I thought about what happened as I returned to my Bible. If we’re not paying attention we can easily allow the wrong things to slip into our minds and hearts. Being a disciple of Christ doesn’t mean we can go through the motions of Christianity, it means being vigilant in all areas of life so we don’t find ourselves in compromising situations. But if we do stumble, we can pour our mistakes out to God. He is always willing to let us try again.

And note to self: Have my husband make the coffee when I’m tired.

Mind the Gap

October 21, 2020 by  
Filed under Humor, Stories

By Kim Stokely –

Is it just my kids, or do others recall the oddest things from family vacations? We take them to Disney World and they don’t talk about rollercoaster rides or Mickey Mouse, but hotel pools and getting wet in the rain. And if you ask my children what they remember most from their vacation to England several years ago, they’ll probably laugh and tell you to, “Mind the gap!”

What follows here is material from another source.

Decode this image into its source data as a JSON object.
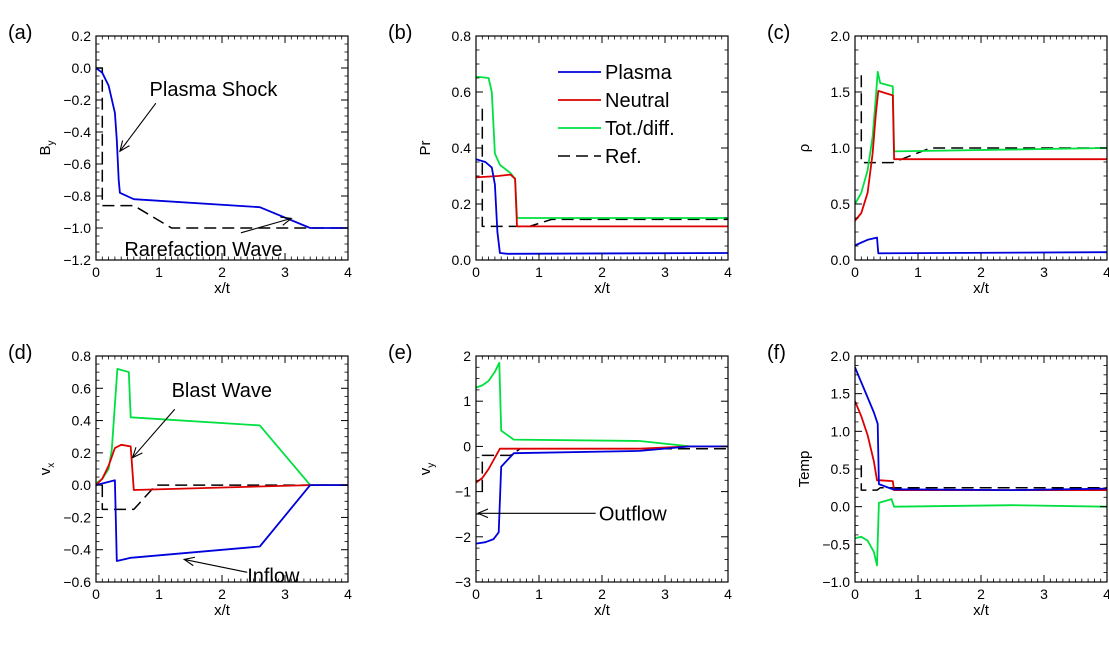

If you press them they’ll tell you about Stonehenge and the Tower of London, but the thing that stands out most in their minds is the ever present, disembodied voice on the tube (the underground train) telling passengers to “mind the gap” at every station. The gap is the space between the train car and the platform, sometimes several inches wide. As the rattling subway approached the station, a proper British voice, like an invisible, yet vigilant sentinel, would call out its warning and we’d laugh, repeating it to each other as we jumped off the car to go sightseeing.

Even with the cautioning voice, we saw several people trip as their foot got caught in the gap. They’d stumble, but manage to right themselves, before they fell. I must confess to a little self-righteous judgment when I saw them. If they’d only paid attention, they’d have been fine. The funny thing is, most of the people we saw trip weren’t obvious tourists, like my family, but Londoners who more than likely ride the tube every day. People for whom the journey had become routine. They didn’t hear the warning because of being caught up in their own thoughts and worries about the day.

I wonder how often it is that I ignore God’s reminders to “mind the gap?” I may not hear a voice with a British accent cautioning me, but I know there are daily signs He gives me to keep me in His will. And yet I, like those passengers on the subway, often get so focused on my own little world and the hurried pace of the day, that I find my foot caught in the gap (or sometimes planted solidly in my mouth) and I end up sprawled in sin or just consumed by needless angst. Psalm 119:105 tells us, “Your word is a lamp to my feet and a light for my path” (NLT). It can also be that still, small voice that reminds us daily to “mind the gap!”